Learning can be embedded in work, agile in deployment, is owned by everyone and contributes to learner/employee engagement. This works both in education settings and the workplace.
Whilst any entry requirements will be a matter for individual employers, typically an apprentice will have an area of technical, vocational or behavioural expertise in which the organisation needs others to acquire through training.
This is an interesting statement as it suggests this apprenticeship is an SME to learning practitioner conversion programme (or at least the standard has been written with this in mind).
As someone who has previously trained SMEs in instructional design, eLearning techniques and other competency areas it is interesting that a full apprenticeship may be in place for this. This leads to a few thoughts for the apprenticeship:
SME conversion as an apprenticeship is overkill, especially if the 20% time rule is enforced as most people coming in from a technical expertise area will have inherent opportunity cost of their time for the organisation that goes above 80% of their existing salary.
It may be more suitable if the expertise being sought, and converted into a learning orientated mindset, is something like graphic design, multimedia production, etc.

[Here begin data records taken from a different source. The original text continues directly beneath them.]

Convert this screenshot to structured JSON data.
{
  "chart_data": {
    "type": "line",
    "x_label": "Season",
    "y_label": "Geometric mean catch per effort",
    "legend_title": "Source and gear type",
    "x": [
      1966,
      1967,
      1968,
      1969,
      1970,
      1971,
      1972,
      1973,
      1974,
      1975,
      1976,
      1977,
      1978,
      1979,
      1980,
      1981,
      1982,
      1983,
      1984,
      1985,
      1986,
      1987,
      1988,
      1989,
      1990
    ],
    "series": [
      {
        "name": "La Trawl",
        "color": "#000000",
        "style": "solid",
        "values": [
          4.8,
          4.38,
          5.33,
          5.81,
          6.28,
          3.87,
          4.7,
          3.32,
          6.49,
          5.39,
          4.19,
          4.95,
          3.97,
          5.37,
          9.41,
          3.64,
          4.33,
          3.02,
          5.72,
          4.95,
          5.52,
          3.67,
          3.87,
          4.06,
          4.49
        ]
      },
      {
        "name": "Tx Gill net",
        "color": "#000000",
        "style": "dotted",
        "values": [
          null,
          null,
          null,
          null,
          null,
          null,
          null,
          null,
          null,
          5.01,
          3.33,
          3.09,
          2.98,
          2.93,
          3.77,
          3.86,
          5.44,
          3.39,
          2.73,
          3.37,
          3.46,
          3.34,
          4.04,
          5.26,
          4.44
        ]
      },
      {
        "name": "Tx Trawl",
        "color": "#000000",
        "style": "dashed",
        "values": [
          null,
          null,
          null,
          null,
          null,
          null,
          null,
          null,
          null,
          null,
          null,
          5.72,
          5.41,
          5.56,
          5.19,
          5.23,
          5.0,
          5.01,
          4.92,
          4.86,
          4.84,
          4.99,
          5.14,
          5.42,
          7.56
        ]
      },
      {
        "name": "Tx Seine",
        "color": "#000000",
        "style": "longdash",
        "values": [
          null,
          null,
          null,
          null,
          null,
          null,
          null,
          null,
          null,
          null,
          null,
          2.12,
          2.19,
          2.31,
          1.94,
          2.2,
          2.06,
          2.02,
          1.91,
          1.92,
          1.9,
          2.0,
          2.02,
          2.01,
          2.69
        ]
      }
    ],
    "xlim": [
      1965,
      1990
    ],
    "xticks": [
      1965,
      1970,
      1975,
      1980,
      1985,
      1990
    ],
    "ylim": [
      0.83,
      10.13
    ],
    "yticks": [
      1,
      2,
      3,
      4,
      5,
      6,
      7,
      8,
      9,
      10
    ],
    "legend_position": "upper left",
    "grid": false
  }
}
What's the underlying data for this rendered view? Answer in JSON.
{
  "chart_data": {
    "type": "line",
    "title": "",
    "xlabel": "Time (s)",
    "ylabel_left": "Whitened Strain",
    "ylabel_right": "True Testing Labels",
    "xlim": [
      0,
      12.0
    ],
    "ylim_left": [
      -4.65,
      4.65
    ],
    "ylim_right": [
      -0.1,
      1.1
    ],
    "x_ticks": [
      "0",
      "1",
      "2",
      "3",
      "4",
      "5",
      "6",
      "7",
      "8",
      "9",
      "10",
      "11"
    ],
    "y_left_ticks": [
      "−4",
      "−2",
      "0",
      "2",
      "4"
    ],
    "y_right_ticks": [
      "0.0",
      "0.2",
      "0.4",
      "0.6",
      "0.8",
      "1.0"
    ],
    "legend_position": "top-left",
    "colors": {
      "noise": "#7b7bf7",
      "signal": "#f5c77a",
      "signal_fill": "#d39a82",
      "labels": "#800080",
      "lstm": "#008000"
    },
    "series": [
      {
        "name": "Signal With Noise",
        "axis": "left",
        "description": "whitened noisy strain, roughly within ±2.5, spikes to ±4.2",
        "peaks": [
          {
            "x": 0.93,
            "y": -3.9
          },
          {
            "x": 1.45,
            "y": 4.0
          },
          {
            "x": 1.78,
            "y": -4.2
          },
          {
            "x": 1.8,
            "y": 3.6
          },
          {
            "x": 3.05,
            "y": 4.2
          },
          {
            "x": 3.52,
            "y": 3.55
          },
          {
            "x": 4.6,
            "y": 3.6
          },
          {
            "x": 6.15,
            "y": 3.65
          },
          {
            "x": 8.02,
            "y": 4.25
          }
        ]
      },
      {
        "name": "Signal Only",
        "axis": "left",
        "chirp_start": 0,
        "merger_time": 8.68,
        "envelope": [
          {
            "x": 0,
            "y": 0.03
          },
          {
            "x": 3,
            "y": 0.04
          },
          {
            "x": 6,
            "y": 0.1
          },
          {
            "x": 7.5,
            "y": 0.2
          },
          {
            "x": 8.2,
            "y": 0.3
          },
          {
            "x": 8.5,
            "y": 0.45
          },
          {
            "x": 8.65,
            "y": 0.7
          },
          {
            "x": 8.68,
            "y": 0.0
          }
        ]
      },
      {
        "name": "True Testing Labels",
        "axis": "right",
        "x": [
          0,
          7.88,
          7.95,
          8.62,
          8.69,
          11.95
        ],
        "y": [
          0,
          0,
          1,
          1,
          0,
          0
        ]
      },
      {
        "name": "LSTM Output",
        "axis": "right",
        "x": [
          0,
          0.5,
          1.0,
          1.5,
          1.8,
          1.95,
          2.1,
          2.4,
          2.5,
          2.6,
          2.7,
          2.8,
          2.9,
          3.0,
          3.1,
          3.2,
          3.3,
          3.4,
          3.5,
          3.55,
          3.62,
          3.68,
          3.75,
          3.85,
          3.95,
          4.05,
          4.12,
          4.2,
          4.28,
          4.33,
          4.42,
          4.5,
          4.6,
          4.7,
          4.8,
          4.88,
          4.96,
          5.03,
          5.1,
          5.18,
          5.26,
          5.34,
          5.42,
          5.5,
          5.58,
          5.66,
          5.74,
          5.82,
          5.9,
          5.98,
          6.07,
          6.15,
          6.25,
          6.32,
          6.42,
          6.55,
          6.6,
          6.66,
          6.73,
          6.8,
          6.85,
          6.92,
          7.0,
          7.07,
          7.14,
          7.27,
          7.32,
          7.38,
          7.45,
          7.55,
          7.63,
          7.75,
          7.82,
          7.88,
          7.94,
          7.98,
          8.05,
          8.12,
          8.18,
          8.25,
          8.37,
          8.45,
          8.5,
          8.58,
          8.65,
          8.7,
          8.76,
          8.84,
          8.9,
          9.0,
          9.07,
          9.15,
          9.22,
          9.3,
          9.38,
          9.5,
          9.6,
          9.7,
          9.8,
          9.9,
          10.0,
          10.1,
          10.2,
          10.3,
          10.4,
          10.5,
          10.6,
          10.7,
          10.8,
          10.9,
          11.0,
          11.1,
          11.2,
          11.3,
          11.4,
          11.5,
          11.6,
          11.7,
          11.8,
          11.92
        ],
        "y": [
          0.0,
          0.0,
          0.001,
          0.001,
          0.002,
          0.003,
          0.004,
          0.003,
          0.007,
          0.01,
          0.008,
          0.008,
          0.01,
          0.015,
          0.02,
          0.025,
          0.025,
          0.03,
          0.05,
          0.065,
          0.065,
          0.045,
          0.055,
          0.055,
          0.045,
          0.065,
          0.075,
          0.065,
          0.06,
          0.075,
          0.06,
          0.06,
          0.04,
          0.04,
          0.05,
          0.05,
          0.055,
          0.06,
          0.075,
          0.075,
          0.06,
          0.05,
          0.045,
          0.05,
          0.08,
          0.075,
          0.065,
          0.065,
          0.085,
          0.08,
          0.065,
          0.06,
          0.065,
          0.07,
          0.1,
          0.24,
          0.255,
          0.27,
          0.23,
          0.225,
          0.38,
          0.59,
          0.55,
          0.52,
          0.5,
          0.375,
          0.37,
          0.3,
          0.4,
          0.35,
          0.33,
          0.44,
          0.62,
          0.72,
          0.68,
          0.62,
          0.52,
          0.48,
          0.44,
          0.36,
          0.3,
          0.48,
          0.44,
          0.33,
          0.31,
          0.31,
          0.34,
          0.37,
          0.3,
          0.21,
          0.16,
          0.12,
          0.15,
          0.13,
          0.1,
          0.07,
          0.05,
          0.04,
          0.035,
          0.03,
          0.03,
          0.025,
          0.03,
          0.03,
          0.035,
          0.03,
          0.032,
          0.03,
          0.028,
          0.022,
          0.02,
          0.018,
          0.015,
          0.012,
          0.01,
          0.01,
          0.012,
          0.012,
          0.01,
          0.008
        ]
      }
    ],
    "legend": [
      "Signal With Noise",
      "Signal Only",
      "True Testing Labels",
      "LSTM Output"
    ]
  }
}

As a route for people new to business the suggestion, therefore, is that L&D is a career you wouldn’t choose as a starting point. I recently had the L&D labour market explained to me as particularly challenging for job seekers as “L&D is the nice bit of HR that everyone in HR actually wants to do” so the ignoring in the above statement of L&D as a HR specialism is an interesting one (should L&D be part of HR is of course a long running debate). Yet the approach of the employers on this trailblazer, and perhaps the influence of aligning to CIPD membership, is that L&D remains not a career but something you can find an interest in as your career develops. This perhaps is not a bad thing?
As the entry point to work
A challenge, and source for much criticism of the government’s apprentice reforms, has been the shift from apprenticeships being just for new/young workers to upskilling and ongoing career development for all, for example with the suggestion that too many starts are in the management area.
What you would hope many apprenticeships would actually be used for, in the current climate, are more suitable ways into professions, for young people, than a university route. Indeed, if companies could really adopt them, rather than the huge cost of university options, the apprenticeship reforms will have been a success. Professional bodies, by shifting certification from degrees (see the US equivalent here for L&D) to apprenticeships (through the ‘trailblazer’ standards), have become more realistic about the future prospects of their future members. Breaking barriers to entry for any professions is of course worthwhile – as has been pointed out for elected officials this week!
So it seems we are in an interesting stage – will the L&D apprentices be adopted? If so, will they be for new workers or converting other skill sets. There seem to be arguments for both but I have to remain hopefully they will actually be used for people to come into the profession without the university costs (that many of use have had to accept in the past).